David Le Page
Your cellphone calls are probably still safe from eavesdroppers. But now Israeli researchers have discovered how to crack Global System for Mobile Communications (GSM) cellular encryption, it’s probably just a matter of time before they will become vulnerable to the listening capabilities of everyone from tabloid journalists to would-be blackmailers.

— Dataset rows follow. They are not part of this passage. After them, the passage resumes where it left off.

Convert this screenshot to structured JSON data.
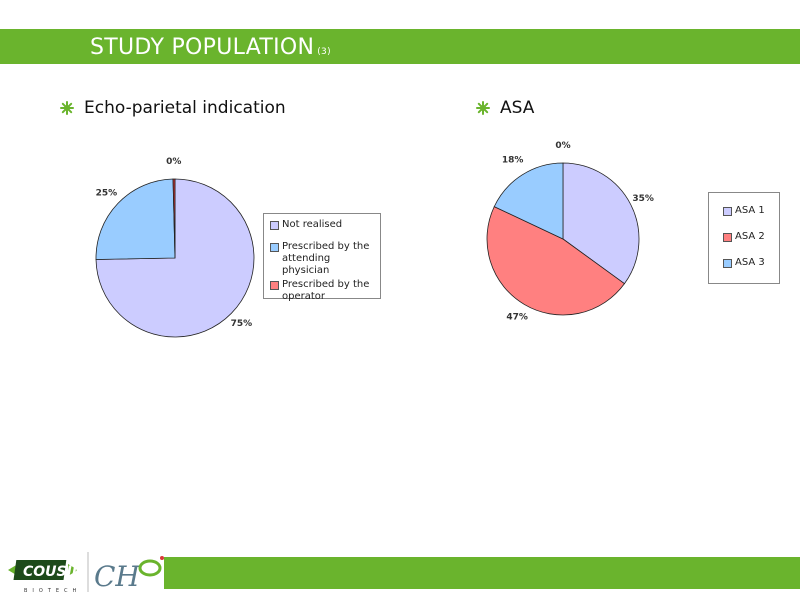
{
  "header": {
    "title": "STUDY POPULATION",
    "title_sup": "(3)"
  },
  "colors": {
    "accent": "#6ab42d",
    "lavender": "#ccccff",
    "red": "#ff8080",
    "blue": "#99ccff",
    "dark_red": "#cc3333"
  },
  "logos": {
    "cousin_text": "COUSIN",
    "cousin_sub": "BIOTECH",
    "ch_text": "CH"
  },
  "chart_data": [
    {
      "type": "pie",
      "title": "Echo-parietal indication",
      "slices": [
        {
          "label": "Not realised",
          "value": 75,
          "pct_label": "75%",
          "color": "#ccccff"
        },
        {
          "label": "Prescribed by the attending physician",
          "value": 25,
          "pct_label": "25%",
          "color": "#99ccff"
        },
        {
          "label": "Prescribed by the operator",
          "value": 0.4,
          "pct_label": "0%",
          "color": "#cc3333"
        }
      ],
      "legend": [
        "Not realised",
        "Prescribed by the attending physician",
        "Prescribed by the operator"
      ],
      "legend_placement": "right"
    },
    {
      "type": "pie",
      "title": "ASA",
      "slices": [
        {
          "label": "ASA 1",
          "value": 35,
          "pct_label": "35%",
          "color": "#ccccff"
        },
        {
          "label": "ASA 2",
          "value": 47,
          "pct_label": "47%",
          "color": "#ff8080"
        },
        {
          "label": "ASA 3",
          "value": 18,
          "pct_label": "18%",
          "color": "#99ccff"
        },
        {
          "label": "",
          "value": 0,
          "pct_label": "0%",
          "color": "#99ccff"
        }
      ],
      "legend": [
        "ASA 1",
        "ASA 2",
        "ASA 3"
      ],
      "legend_placement": "right"
    }
  ]
}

The National Intelligence Agency, of course, you will never have to worry about.
Alex Biryukov and Adi Shamir, according to Wired News, this week will publish a paper describing how anyone with a respectably powerful PC can crack the A5/1 algorithm used to encode GSM voice and data.
GSM is the world’s dominant digital cellphone standard, with at least 230- million subscribers in Europe, Asia, South Africa, and increasingly the United States.
Previous attempts at cracking GSM security have included penetrating the less-secure GSM A5/2 algorithm used in some Pacific Rim countries, and in 1998, “cloning” a GSM phone.
Of course, there’s a great difference between cracking the process used to encode a GSM call and actually pulling a GSM call from the airwaves and then decoding it.
The attempts at cracking GSM encryption parallel those against other commercial ciphers.
Academics and hackers have frequently demonstrated the weakness of certain critical ciphers used to encrypt financial and other information on the Net, through distributed computing. Such techniques leverage the combined power of hundreds of PCs in widely distributed locations.
These efforts are not malicious, but are undertaken partly in appreciation of the challenge and partly to demonstrate that US restrictions on the export of encryption techniques – classed under law as “munitions” – are overly restrictive and hamper the development of secure Internet commerce.